L / R Frequency Analysis
Reply #5 – 2008-08-08 02:14:17
@ Dynamic: i want to output the L/R freq. differences in the range < 1kHz over time in readable numbers. i tray with cool edit pro which is great, but the output result (ascii numbers) is freq/amplitude and not freq/time. i made for ex. 2 pure simple sqare waves which differ in 10Hz (440 - 450Hz) but i can't get any output, although it's simplified example. maybe i should try matlab or octave, but i'm not too familliar with audio analysis with both programs.
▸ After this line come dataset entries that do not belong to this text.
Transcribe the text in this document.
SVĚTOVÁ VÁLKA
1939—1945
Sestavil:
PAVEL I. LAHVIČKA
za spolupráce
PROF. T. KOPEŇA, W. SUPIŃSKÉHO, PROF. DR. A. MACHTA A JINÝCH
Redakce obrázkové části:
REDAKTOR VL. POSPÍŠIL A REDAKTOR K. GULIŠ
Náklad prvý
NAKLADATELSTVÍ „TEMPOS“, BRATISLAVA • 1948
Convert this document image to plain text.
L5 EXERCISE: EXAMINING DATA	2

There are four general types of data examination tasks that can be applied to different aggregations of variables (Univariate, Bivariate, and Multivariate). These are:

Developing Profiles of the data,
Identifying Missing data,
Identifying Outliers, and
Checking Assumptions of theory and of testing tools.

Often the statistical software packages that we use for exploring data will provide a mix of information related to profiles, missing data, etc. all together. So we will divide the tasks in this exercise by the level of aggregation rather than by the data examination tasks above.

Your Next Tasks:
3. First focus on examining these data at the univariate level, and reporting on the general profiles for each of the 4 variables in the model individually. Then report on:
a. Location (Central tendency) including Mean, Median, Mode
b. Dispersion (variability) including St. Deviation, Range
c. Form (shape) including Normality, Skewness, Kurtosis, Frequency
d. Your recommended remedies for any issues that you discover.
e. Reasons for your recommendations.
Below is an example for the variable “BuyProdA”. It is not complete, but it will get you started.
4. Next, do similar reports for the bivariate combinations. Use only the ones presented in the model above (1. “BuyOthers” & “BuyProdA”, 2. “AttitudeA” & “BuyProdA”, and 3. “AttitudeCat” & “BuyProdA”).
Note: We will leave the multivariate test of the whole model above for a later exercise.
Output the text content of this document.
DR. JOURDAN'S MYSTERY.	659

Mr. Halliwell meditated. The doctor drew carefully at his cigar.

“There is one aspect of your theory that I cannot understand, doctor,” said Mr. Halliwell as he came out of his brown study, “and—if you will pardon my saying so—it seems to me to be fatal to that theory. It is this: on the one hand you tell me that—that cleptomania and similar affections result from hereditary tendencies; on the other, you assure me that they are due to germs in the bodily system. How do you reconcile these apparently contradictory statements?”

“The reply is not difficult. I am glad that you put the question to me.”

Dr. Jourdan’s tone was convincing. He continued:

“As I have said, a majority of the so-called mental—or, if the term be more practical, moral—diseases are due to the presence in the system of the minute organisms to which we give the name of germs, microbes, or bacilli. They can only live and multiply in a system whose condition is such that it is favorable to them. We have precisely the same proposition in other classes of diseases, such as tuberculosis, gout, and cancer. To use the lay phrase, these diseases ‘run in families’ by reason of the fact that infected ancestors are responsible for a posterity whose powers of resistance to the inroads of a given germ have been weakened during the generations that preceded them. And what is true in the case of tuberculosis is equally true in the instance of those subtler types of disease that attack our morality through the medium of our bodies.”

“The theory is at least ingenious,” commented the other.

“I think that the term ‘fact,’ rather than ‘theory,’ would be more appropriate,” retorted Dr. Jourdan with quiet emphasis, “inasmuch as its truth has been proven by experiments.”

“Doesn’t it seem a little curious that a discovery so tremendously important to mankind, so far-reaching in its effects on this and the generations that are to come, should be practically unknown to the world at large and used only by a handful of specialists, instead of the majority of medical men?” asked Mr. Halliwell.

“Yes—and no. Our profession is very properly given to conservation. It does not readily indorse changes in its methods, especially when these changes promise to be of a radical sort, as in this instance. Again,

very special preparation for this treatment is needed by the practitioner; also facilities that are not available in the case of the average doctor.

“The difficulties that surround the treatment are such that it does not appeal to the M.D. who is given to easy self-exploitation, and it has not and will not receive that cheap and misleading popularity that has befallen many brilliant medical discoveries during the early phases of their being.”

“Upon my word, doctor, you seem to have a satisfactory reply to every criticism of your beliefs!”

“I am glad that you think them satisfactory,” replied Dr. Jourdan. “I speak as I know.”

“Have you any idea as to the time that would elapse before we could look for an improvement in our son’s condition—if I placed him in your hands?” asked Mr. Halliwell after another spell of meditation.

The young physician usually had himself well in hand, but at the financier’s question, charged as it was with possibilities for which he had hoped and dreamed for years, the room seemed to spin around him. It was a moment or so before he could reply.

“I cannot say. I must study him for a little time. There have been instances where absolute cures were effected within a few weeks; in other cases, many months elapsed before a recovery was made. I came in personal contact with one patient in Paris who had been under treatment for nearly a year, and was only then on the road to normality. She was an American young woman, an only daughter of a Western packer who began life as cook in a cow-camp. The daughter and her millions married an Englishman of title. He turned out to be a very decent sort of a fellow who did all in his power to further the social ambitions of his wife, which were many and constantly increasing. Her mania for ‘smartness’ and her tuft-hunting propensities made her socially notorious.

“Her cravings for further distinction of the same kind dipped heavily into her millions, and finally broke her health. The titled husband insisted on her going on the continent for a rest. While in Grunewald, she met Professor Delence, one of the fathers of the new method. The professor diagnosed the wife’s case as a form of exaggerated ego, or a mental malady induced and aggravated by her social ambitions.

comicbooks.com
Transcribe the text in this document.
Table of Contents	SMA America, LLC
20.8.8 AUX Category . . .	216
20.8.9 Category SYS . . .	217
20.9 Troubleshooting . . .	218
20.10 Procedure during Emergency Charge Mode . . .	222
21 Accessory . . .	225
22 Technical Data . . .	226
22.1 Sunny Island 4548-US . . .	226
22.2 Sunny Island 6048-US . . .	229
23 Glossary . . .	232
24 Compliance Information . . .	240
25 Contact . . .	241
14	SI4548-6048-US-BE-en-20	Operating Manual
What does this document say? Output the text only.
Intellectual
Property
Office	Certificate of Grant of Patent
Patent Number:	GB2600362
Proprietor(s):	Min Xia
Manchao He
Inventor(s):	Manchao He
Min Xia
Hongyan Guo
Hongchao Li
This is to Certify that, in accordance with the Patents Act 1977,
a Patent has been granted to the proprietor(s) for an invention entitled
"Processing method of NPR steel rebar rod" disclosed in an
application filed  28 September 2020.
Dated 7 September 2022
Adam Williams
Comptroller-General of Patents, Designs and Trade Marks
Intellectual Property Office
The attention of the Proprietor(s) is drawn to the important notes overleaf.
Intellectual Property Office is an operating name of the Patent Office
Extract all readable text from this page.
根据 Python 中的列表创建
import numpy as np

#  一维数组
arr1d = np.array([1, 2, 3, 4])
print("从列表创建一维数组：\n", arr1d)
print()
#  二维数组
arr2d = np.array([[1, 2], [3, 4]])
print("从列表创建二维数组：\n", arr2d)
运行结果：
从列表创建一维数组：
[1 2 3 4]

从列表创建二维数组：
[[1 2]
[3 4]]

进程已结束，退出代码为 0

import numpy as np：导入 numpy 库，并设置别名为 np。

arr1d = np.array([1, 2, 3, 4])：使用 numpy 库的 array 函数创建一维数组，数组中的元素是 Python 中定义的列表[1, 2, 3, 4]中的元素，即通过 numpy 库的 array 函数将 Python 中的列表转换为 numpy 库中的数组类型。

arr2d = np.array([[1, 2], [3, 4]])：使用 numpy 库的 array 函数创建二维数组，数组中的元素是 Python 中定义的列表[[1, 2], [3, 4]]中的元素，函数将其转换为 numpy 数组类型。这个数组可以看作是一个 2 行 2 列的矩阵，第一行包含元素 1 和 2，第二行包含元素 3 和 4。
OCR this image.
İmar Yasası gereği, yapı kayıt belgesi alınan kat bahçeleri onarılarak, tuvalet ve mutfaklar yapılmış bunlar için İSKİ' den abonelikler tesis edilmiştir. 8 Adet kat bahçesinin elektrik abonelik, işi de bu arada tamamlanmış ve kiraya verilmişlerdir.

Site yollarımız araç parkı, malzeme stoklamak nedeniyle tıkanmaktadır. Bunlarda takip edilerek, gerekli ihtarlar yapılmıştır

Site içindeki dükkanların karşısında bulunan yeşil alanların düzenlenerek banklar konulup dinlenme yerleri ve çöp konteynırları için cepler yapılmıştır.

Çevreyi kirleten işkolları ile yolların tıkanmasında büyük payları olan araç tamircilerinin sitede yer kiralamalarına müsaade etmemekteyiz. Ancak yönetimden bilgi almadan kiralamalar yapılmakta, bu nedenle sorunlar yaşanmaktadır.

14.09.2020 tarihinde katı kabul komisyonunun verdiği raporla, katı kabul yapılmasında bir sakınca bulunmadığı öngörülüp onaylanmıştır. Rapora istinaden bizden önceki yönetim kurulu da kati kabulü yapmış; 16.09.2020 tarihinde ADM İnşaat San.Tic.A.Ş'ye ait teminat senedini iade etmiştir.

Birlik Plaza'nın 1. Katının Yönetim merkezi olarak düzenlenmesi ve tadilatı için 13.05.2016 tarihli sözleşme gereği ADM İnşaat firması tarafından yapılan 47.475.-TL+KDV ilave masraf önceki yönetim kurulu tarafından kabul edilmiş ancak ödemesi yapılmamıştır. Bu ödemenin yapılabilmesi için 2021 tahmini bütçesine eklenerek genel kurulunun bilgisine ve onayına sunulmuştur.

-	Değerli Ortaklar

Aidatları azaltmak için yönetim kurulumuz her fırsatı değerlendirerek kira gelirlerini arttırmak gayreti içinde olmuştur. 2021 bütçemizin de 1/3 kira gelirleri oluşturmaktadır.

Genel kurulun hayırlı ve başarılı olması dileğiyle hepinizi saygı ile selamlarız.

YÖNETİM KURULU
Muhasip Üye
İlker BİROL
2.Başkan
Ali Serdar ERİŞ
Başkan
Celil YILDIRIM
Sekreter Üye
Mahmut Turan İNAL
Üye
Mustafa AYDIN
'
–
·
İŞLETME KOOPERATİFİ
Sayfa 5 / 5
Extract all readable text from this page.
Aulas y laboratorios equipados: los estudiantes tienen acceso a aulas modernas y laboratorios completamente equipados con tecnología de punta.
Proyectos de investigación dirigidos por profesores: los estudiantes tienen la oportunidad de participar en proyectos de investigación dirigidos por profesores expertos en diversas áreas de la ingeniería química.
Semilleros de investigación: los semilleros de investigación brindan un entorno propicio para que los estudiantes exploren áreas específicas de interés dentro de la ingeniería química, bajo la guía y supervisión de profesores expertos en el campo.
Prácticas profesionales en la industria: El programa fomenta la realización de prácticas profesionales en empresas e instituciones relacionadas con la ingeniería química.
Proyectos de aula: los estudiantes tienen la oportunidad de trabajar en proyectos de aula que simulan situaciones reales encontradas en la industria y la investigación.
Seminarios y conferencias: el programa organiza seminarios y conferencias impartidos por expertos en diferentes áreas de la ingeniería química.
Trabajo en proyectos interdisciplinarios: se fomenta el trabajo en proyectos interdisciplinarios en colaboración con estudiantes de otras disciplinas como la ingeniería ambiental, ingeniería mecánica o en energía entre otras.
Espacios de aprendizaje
It sounds like you don't want a spectrogram (I was thinking of plotting the Mean-Squared Difference frequency in the old fb2k spectrogram visualisation), but to make measurements of some frequencies (not so much from music, but other signals at audio frequencies). A square wave is far from simple in conventional terms, where one looks to find sinusoidal waves in the frequency domain as component parts. The 440 Hz square wave is composed of a 440 Hz sine, the third harmonic (1320 Hz sine at 1/3 the amplitude), the fifth harmonic (2200 Hz sine at 1/5 the amplitude), the 7th harm (3080 Hz at 1/7 the amplitude), etc... So the difference between the 440 Hz square wave in channel 1, and the 450 Hz square wave in channel 2, is 10 Hz for the fundamental sine component, 30 Hz for the third harmonics, 50 Hz for the 5th harmonic, etc. Furthermore, you could find the difference between the 1320 Hz and 450 Hz and report that (870 Hz). OK, you wanted less than 1 kHz, but then what about a 110 Hz square wave and its harmonics? You might simply look for the largest peak in each channel, which is hopefully the fundamental. The other problem is time versus frequency resolution. A long Fourier Transform window is required to obtain high resolution of frequency, which limits the number of independent time intervals and hence the time resolution. If you signal is simple enough, you may be able to remove any DC offset and look at zero crossings to measure frequency. In electronics, a Phase Lock Loop (PLL) can be used to generate a clock frequency (square wave) synchronised to clock edges in the signal. It might be possible to obtain a lock to the dominant frequency in similar fashion.